The answer is relatively unknown, yet essential to understanding the whole purpose of the Paschal Mystery. The explanation goes all the way back to the Garden of Eden and our first parents. The expulsion of Adam and Eve from the Garden was a by-product of their sin, as was their mortality. Death, as St. Paul tells us in his letter to the Romans, is what we earn because of our sin: “The wages of sin is death.” Adam and Eve died in their sin and descended into the “place of the dead,” called by the Greeks “Hades” and by the Hebrews “Sheol.” In English, Hades and Sheol are translated as Hell.
At the moment of His death, Jesus went to the place of the dead Himself. Once there, He, as St. Peter writes in his first letter, “preached the Good News to the dead” and freed them from the hold that death had upon them. This, in English, is often called the “harrowing of Hell,” using an Old English term for plundering or violently removing that which is valuable.
The rescue of the souls in the underworld is cryptically spoken of by Jesus in Matthew’s Gospel when Peter is told, “Upon this rock, I will build My Church, and the gates of the Netherworld shall not prevail against it.” In the harrowing of Hell, Jesus ransoms the souls that had been kidnapped by death and, breaking through the gates, delivers them to their Father in Heaven.
As the Church’s Father St. Ignatius of Antioch wrote, “He descended, indeed, into Hades alone, but he arose accompanied by a multitude; and rent asunder that means of separation which had existed from the beginning of the world, and cast down its partition-wall.”
One can’t help but recall the words of St. Matthew about the strange occurrences in Jerusalem as Jesus breathed His last: “And behold, the veil of the sanctuary was torn in two from top to bottom. The earth quaked, rocks were split, tombs were opened, and the bodies of many saints who had fallen asleep were raised.”
The Holy Week service known as Tenebrae (Latin for “darkness”) is as close as we get to a Harrowing of Hell liturgy. In it all candles are eventually extinguished, and the congregation produces a strepitus or “great noise” by banging hymnals on the pews and stamping their feet to recreate the earthquake that accompanied the death of Jesus.

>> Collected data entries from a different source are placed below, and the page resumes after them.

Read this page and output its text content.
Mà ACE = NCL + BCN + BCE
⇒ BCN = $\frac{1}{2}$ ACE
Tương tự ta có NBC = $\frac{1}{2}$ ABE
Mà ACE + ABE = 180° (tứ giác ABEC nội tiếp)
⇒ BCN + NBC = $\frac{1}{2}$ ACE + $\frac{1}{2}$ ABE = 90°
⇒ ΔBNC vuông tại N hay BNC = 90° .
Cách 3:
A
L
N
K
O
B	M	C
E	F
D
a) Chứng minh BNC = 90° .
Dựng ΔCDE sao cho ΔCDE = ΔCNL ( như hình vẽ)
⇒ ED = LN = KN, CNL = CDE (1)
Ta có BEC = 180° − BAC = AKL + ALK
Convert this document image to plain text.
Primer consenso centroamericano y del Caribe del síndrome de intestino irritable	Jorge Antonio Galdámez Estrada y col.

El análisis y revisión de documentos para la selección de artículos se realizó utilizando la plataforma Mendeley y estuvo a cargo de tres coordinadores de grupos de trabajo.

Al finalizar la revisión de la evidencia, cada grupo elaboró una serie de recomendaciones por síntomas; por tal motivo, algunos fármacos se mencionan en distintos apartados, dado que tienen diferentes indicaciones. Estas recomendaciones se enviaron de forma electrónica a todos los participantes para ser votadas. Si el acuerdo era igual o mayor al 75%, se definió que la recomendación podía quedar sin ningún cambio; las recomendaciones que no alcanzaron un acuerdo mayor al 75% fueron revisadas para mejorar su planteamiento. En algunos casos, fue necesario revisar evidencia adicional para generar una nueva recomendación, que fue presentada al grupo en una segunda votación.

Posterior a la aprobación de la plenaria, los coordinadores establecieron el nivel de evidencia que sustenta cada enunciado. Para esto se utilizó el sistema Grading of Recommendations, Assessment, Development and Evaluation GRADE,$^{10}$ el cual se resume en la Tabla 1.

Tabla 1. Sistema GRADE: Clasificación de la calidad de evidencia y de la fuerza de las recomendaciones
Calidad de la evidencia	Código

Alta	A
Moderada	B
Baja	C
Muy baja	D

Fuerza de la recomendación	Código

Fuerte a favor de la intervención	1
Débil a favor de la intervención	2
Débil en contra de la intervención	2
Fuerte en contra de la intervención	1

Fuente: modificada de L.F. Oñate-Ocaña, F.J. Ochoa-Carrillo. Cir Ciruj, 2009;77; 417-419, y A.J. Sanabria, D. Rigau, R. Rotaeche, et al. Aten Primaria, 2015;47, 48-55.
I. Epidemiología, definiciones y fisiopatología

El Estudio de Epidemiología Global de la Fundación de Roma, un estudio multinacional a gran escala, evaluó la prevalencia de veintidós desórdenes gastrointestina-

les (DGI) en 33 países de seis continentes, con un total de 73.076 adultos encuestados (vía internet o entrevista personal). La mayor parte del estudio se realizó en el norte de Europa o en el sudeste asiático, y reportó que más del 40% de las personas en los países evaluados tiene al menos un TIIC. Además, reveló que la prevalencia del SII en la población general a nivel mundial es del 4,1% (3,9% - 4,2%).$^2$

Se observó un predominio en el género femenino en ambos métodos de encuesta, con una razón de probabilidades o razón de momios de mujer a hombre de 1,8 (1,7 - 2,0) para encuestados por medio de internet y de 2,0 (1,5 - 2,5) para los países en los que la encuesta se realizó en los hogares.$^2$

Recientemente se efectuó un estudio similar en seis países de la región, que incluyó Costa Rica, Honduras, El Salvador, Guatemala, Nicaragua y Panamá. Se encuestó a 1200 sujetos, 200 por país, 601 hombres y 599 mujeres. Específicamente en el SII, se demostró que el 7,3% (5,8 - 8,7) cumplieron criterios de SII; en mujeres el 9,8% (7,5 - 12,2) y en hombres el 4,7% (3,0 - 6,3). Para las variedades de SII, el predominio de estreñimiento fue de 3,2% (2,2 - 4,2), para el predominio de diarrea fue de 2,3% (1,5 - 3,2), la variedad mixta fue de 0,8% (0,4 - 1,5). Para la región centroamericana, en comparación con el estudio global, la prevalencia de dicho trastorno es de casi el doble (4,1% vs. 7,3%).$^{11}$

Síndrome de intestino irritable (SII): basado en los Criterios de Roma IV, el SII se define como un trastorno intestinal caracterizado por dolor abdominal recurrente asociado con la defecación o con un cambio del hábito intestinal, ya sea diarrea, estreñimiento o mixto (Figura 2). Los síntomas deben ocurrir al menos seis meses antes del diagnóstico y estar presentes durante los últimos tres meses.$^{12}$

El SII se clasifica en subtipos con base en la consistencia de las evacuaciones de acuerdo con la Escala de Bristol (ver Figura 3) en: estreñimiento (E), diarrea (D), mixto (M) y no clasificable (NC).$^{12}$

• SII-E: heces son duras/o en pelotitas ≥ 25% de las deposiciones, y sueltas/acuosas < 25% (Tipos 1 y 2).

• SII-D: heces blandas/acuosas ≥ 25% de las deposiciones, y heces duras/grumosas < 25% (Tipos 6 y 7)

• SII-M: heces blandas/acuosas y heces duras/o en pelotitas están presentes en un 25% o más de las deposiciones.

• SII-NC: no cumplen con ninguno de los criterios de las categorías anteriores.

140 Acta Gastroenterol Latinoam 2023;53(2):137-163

After the darkness of Tenebrae, the Church proceeds the next day to the Easter Vigil. This fulfills the prophecy of Isaiah spoken of by St. Matthew when he wrote, “The people who sit in darkness have seen a great light, on those dwelling in a land overshadowed by death light has arisen.” Darkness and death, the only weapons of Hades, are defeated, and that, to paraphrase the great theologian Linus Van Pelt, is the full meaning of Easter.